Wang: That’s a very good question, thank you. I think since China has opened up, gradually the image of China, particularly for Chinese enterprises, has changed a lot. In the past, 30 years ago, all businesses in China were state-owned enterprises. Now, at least half of the enterprises are privately owned. That’s probably the image that China should show the world, that China is not only a country with state-owned enterprises but with a very vibrant and actively rigorous private sector as well.
“Thirty years ago, all businesses in China were state-owned enterprises. Now, at least half of the enterprises are privately owned. That’s probably the image that China should show the world.”
For example, the private sector employs about 70% of the Chinese workforce. Multinationals and foreign enterprises have employed over 60 million to 80 million of the labor force at one point in time. I think there are a lot of good stories that should be told. For example, Wal-Mart, one of the biggest companies in the United States, is in China producing $20 billion a year of different products that are made in China that keep consumer prices low in the U.S.
I think the dialogue and the communications between Chinese companies and outside foreign companies sometimes are less well understood. When a Chinese company is buying a company in the U.S., sometimes it would be regarded as negative. But some are good examples. For example, we know that the U.S. government in recent years has been calling for Made in the U.S.A., and trying to attract back the manufacturing sector. We know that some U.S. companies and government officials have come to China. We know that one of our friends, a company like Fuyao Glass, one of the largest auto glassmakers in China and probably one of the largest in the world, now has invested $600 million in the United States. Now they have several factories in the United States, making all the glass for the American industry.

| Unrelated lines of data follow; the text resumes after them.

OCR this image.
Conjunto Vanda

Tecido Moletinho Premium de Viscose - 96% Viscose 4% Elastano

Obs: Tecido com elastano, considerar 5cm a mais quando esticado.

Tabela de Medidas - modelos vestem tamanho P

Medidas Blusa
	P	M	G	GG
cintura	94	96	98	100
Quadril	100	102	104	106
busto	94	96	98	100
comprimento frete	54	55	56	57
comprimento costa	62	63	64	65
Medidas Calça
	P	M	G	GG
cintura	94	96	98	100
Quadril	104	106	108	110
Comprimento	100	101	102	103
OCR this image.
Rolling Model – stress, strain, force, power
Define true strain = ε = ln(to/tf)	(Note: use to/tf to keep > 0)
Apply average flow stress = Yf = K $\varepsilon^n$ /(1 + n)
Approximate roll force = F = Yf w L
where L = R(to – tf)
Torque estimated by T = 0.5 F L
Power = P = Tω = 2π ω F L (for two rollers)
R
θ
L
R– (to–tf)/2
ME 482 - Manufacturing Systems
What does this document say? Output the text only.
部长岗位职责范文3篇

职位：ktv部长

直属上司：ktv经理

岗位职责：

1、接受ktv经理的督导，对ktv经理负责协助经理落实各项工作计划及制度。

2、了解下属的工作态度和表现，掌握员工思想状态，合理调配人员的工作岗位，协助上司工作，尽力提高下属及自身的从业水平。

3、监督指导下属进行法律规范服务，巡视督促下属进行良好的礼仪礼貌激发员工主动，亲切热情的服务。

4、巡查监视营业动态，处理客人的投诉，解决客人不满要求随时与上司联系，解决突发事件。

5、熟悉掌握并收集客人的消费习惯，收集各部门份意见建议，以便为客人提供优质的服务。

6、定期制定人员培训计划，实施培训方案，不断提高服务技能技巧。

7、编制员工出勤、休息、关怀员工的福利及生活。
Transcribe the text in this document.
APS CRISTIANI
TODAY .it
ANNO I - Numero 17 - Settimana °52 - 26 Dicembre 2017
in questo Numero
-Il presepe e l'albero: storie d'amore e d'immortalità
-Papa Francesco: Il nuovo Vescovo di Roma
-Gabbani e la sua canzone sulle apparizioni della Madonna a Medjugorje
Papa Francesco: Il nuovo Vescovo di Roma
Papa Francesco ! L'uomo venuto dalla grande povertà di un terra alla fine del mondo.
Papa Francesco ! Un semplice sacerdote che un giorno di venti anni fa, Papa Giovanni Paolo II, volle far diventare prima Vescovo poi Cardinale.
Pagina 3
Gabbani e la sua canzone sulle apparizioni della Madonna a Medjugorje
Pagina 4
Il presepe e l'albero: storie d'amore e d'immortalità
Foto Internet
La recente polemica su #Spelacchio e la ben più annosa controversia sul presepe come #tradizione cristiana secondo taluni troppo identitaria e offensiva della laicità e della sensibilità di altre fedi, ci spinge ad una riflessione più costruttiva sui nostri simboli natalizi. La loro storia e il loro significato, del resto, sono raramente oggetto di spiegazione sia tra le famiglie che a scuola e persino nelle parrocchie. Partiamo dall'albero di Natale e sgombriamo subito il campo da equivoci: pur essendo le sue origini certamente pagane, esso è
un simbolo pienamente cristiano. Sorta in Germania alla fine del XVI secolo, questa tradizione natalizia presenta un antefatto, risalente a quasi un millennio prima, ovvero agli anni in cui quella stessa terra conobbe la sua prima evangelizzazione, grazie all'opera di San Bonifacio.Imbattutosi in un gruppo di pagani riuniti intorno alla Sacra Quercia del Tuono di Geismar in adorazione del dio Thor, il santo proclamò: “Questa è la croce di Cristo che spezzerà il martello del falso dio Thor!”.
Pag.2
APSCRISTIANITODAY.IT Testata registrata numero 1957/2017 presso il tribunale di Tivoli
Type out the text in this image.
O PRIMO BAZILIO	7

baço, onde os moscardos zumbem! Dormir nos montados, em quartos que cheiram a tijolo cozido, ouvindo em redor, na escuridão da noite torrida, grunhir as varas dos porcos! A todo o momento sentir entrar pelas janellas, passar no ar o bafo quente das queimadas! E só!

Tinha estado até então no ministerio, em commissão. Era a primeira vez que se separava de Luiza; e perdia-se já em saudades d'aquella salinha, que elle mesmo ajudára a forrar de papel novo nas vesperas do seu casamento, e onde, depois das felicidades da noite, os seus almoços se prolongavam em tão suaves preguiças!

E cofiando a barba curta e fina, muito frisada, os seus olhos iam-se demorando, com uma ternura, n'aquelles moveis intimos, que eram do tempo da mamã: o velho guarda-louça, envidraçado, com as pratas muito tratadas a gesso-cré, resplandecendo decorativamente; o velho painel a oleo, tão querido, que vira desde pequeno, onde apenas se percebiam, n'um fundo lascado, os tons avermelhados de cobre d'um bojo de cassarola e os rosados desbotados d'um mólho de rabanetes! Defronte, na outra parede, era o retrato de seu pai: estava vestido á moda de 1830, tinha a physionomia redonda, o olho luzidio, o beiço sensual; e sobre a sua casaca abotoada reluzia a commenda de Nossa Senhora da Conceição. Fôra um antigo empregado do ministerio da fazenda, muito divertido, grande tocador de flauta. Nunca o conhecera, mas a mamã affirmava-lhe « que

Examples like that should be well talked about and the story should be told so that they have a better understanding. They come to the United States, they begin to create jobs, they begin to offer employment, they’re going to generate income. I think this kind of a story on both sides, like Wal-Mart being one of the biggest foreign employers in China, is really good. The globalization benefits both countries, both countries’ people and the companies. I think in order to promote image, maybe those stories should be well told and explained.
Reibstein: Wal-Mart is an interesting story. By the way, I should let you know that my first time going to China was 1981.
Wang: Oh, that’s very early.
Reibstein: It’s very early. I’ve got all sorts of stories I could share about that, but I’ll do that when you’re here in the U.S. But I know that Wal-Mart got into China fairly early. I find Wal-Mart a really interesting example because when they were operating before going into China, their trademark was that all of their products were made in America. Then they dropped that. Obviously, they get a large number of products from China. But if I think about a global brand for a company, it becomes very difficult because within the United States they’re known as very low price. But in China, Wal-Mart is not the lowest-priced retailer.
Wang: That’s right.
Reibstein: It’s interesting how they have a different image within China than they do in the United States and elsewhere in the world. I suspect that’s true for the brand China itself. Since you mentioned Made in the U.S.A. as something that at least our current political candidates have been bandying around, there was the Made in China campaign that has been advertised quite broadly. Do you have any thoughts about that particular campaign, whom it was really targeted toward and whether it’s been successful?
“Fuyao Glass, one of the largest auto glass makers in China and probably one of the largest in the world, now has invested $600 million in the United States.”